As high sensitivity is needed, virus detection in foods is in general based on molecular methods such as reverse transcription polymerase chain reaction (RT-PCR) [28,38].

Reverse transcription (RT)-PCR and, more recently, real time RT-PCR methods, reveal only the presence of viral nucleic acid in the samples investigated and cannot be used to discriminate the presence of infectious viral particles in the food matrices analyzed [6,20].

From a sanitary point of view, the development of effective real time RT-PCR tools, useful not only for qualitative and quantitative detection but also for measuring virus infectivity, is an analytical priority. Therefore, the PMAxx real time RT-PCR assay described in this study, successfully applied to identify native and inactivated virus particles in RTE vegetables, assumes great analytical significance considering that, to the best our knowledge, this is the first study to detect the infectivity of NoV in naturally contaminated RTE salads.

The combination of PMAxx linked to real time PCR, in contrast with more labor-intensive and expensive techniques, such as animal or tissue-culture infectivity methods, is a promising alternative analytical strategy for assessing virus infectivity and can identify viruses for which there are no current standardized cell culture techniques, which opens up the possibility of effective risk assessment.

In addition, we have demonstrated that PMAxx real time RT-PCR assay is suitable for the analysis of naturally contaminated RTE salad samples, giving a better evaluation of the infectious viral particles compared with NoV RNA detected by the molecular methods. In fact, based on our results, it easy to see that the amount of positive samples for NoV RNA at 74.8% was an overestimate, given that the quantity of salad samples containing native viral particles that are dangerous for public health was just 37.6%.

5. Conclusions

Given that leafy green vegetables and related ready-to-eat (RTE) salads are main elements of current diets [5,39] and that NoV has been listed as a priority concern [2,40], future investigation is needed in this area focusing on the development of methods for assessing the presence/absence and infectivity of viruses in food products placed on the market, by performing an innovative virological fit-for-purpose risk assessment in a leaf vegetable production enterprise, although these findings could also be significant for effective risk assessments in composite and ethnic foods.

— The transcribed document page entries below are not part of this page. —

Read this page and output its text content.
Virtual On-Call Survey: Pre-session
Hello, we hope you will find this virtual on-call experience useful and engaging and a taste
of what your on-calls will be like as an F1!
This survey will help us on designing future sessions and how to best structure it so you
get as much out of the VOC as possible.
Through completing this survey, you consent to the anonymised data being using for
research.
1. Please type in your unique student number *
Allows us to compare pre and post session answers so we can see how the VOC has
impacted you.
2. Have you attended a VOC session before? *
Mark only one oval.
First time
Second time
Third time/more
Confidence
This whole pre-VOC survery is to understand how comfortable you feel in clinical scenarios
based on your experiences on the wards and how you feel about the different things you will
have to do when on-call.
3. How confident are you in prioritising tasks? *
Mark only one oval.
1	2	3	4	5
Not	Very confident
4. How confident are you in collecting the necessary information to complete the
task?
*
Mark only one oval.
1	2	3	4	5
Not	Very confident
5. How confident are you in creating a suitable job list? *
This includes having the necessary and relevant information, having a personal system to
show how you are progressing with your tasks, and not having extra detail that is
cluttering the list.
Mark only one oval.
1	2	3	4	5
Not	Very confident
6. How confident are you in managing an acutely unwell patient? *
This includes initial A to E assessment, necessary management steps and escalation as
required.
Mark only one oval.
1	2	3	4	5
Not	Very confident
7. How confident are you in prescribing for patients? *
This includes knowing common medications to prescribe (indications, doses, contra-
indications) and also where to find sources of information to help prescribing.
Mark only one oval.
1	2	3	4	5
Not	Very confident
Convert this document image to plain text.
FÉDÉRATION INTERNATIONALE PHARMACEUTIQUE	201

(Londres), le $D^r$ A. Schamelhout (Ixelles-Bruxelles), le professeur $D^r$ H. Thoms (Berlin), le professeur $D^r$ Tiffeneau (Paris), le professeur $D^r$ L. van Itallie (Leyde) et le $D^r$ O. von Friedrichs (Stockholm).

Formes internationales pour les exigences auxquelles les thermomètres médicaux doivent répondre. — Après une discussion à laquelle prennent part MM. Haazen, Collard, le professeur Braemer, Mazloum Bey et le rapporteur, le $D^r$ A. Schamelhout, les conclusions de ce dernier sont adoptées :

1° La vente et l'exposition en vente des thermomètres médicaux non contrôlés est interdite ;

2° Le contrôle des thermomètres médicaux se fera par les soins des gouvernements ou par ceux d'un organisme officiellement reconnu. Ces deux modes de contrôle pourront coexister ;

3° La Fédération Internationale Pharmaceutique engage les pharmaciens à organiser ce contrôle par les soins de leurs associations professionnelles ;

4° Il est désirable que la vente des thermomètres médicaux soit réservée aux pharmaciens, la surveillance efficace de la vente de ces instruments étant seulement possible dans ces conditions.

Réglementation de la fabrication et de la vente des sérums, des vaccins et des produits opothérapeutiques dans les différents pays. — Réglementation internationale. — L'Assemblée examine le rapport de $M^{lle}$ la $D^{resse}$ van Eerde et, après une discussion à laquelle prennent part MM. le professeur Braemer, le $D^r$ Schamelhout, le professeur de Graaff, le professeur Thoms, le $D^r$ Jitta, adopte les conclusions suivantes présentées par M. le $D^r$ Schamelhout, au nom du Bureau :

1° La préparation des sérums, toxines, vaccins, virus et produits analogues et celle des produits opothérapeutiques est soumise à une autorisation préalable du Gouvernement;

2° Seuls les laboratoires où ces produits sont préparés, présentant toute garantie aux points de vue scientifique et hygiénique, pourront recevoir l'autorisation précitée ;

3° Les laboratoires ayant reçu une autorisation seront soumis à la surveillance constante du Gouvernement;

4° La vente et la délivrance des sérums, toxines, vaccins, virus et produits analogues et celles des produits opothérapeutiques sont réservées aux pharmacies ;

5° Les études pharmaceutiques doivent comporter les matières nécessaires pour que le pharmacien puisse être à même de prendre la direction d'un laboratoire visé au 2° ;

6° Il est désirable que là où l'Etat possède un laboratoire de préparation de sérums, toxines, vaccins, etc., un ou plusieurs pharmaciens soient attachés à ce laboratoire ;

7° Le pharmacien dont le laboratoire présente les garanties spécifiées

Furthermore, this study underlines the need to focus the legislator’s attention on the presence of enteric viruses in vegetables in order to plan appropriate food-safety management systems, including good agricultural practices (GAP), good hygiene practices (GHP), and good manufacturing practices (GMP), assessing specific virus risks in vegetables.

Future Perspective

Despite being an innovative and rapid method, the PMAxx real time RT-PCR assay has limitations due to the possible inability of the intercalating dye to remove all RNA from the amplification not enclosed in the viral capsid. For this reason, further study is needed.

Cell cultures, although they represent an excellent and even more specific method, cannot give quick answers but need a few days and are not currently standardized. Therefore, since the safeguarding of public health requires immediate and preventive interventions, the PMAxx real time RT-PCR assay, could become the gold standard method to discriminate between native and inactivated viral particles, ensuring effective risk analysis and public health protection.